Geschichtliche Entwicklung
Die ersten Lotsen waren vermutlich Fischer, die von ortsfremden Seefahrern aufgrund ihrer Orts- und Revierkenntnisse für Lotsungen angefragt wurden. Mit dem Anwachsen des Seehandels während der Hansezeit wuchs der Bedarf an Lotsen. Im Laufe der Zeit wurde der Beruf des Lotsen professionalisiert. In Deutschland wurden im 17. Jahrhundert für erste Reviere Lotsenreglements und Lotsenexamen eingeführt.
Für den Versetzdienst kamen je nach örtlichen Gegebenheiten Ruder- oder Segelboote zum Einsatz. Die technischen Fortschritte im Bootsbau fanden auch bei den Versetzbooten ihren Niederschlag. Es kam sogar zu speziellen Entwicklungen. Zu nennen sind bei den Ruderbooten beispielsweise die Cornish pilot gigs, mit denen noch heute jährlich stattfindende Weltmeisterschaften auf den Isles of Scilly durchgeführt werden. Bei den Segelbooten kamen ab Mitte des 19. Jahrhunderts die einmastigen Bristol Channel pilot cutter oder die zweimastigen Lotsenschoner auf. Sie ersetzten die noch früher gebräuchlichen Lotsenkutter und -galioten.
Die Boote wurden auch auf Geschwindigkeit ausgerichtet, denn der Lotse, der als erster am zu lotsenden Schiff ankam, erhielt im Regelfall den Lotsauftrag und damit das Lotsgeld. Diese „freie Jagd“ wich 1756 bei den im deutschen Nordseeraum maßgeblichen Helgoländer Lotsen der Reihenfahrt oder Börtfahrt, die sich mehr oder weniger schnell in Deutschland und vielen europäischen Ländern durchsetzte.
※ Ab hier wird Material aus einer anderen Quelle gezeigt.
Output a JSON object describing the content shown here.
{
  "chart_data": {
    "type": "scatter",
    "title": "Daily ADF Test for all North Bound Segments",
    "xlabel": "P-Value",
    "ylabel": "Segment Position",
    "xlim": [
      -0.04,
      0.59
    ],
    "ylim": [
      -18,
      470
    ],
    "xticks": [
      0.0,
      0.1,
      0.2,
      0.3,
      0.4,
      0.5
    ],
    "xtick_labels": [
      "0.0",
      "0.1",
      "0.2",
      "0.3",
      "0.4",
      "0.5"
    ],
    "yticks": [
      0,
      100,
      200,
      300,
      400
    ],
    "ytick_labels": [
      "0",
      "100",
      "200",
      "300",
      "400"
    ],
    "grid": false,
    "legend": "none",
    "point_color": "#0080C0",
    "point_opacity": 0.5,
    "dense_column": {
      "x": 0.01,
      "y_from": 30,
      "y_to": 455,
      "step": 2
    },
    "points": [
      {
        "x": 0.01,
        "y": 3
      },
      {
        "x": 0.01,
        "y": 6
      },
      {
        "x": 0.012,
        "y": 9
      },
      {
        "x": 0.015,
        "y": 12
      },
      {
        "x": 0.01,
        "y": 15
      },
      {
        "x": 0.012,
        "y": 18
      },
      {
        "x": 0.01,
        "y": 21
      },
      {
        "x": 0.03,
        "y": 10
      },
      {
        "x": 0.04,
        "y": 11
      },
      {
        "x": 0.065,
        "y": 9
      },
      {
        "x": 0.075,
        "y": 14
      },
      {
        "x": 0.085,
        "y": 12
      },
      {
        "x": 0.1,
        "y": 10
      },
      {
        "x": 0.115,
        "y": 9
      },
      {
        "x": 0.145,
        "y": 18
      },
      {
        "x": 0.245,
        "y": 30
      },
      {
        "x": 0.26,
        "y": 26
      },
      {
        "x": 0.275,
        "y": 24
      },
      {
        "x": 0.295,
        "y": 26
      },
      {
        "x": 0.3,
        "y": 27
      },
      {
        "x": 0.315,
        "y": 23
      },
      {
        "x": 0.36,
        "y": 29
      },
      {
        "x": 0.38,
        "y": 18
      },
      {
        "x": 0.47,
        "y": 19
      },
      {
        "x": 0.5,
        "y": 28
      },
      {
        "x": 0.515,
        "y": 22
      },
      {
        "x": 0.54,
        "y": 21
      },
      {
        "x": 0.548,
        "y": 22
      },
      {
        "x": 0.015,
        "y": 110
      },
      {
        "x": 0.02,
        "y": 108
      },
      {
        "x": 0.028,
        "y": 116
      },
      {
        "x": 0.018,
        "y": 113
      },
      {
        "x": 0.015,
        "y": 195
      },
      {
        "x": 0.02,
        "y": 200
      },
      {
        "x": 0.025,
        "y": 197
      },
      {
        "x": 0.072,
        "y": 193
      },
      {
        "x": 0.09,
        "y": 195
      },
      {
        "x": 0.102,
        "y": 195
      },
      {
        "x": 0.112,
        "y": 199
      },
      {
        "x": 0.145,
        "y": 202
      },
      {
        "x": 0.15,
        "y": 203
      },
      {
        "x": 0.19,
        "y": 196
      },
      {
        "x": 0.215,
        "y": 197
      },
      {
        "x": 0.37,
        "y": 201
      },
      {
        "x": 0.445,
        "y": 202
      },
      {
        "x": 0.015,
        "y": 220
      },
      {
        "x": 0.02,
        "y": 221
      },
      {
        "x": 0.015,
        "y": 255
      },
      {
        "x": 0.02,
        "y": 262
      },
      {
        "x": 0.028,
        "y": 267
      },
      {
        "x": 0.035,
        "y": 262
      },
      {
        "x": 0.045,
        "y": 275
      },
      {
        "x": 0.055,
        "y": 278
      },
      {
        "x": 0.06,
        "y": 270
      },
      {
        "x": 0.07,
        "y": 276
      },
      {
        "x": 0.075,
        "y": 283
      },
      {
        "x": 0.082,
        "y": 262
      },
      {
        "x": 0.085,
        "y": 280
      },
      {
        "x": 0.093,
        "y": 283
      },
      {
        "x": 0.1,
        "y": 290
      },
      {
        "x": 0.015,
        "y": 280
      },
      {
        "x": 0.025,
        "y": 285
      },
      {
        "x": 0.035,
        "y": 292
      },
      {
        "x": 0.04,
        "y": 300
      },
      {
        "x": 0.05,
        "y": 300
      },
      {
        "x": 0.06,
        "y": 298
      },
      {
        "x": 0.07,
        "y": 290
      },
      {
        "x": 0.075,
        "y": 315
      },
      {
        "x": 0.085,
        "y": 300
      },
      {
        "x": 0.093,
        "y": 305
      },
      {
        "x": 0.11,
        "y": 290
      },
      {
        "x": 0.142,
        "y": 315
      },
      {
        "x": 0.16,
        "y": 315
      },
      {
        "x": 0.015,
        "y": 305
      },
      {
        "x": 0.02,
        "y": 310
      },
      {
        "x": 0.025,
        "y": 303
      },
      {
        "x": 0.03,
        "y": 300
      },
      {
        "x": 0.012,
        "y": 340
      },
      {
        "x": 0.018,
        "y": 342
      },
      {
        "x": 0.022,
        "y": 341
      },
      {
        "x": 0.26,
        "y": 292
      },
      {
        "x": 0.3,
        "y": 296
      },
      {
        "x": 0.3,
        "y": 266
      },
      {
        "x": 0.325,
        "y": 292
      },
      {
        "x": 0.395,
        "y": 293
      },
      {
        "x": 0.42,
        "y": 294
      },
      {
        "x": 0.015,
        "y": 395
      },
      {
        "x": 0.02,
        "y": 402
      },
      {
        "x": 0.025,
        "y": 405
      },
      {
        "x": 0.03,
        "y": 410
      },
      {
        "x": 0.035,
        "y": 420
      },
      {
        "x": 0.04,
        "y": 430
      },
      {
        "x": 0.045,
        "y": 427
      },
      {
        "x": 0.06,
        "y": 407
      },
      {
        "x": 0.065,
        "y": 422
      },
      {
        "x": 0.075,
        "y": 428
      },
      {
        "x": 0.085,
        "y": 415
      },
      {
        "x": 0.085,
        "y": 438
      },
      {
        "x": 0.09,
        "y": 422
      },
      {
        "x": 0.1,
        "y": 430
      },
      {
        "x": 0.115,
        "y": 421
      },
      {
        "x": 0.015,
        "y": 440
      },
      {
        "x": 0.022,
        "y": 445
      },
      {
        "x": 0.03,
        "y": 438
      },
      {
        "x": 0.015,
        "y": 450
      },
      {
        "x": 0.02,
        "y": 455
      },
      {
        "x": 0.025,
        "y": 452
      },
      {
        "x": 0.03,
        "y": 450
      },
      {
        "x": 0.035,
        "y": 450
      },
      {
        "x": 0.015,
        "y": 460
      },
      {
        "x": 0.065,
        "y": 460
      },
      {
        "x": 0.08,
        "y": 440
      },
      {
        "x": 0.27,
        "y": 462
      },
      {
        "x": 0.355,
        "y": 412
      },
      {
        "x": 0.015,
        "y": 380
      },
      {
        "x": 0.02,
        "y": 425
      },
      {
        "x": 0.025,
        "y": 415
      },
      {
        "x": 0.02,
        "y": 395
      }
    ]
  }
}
Im Rahmen der technischen Entwicklung begannen die Lotsengesellschaften im ausgehenden 19. Jahrhundert damit, dampfgetriebene Lotsenboote und -schiffe einzusetzen. Nach dem Zweiten Weltkrieg setzten sich Motorboote und -schiffe durch.
Lotsenstationen
Lotsenboote operieren von Lotsenstationen aus, die sich üblicherweise an Land befinden. In Deutschland sind Lotsenboote an folgenden Orten stationiert:
- auf Borkum und in Emden für die Ems,
- in Wilhelmshaven für die Jade,
- in Bremerhaven für die Außen- und Unterweser und die Häfen in Bremerhaven,
- in Cuxhaven, Brunsbüttel und Hamburg-Seemannshöft für die Elbe und den Hamburger Hafen,
- in Brunsbüttel, Rüsterbergen und Kiel-Holtenau für den Nord-Ostsee-Kanal,
- in Kiel-Holtenau, am Leuchtturm Kiel und in Lübeck-Travemünde für die Lotsreviere an der Ostsee in Schleswig-Holstein,
- in Timmendorf auf der Insel Poel, Rostock-Hohe Düne, Barhöft und Freest für die Lotsreviere in Mecklenburg-Vorpommern
In Deutschland gibt es darüber hinaus zwei schwimmende Lotsenstationen: nördlich von Wangerooge vor der Mündung von Weser und Jade sowie nordwestlich von Cuxhaven vor der Elbemündung. Sie sind mit den nach dem SWATH-Prinzip gebauten Lotsenstationsschiffen Elbe (Baujahr 2009) und Weser (Baujahr 2010) besetzt. Als Reserveschiff steht die Hanse (Baujahr 2000) zur Verfügung, die regelmäßig zum Einsatz kommt, wenn die Weser oder Elbe ihre Position verlassen, um die Crew auszutauschen und Vorräte aufzufüllen. Diese Lotsenstationsschiffe ersetzten die sechs seit Ende der 1950er Jahre gebauten Lotsenstationsschiffe der Kommodore-Rolin-Klasse, die zusätzlich auch noch bis zum September 2012 eine Station vor der Emsmündung besetzten.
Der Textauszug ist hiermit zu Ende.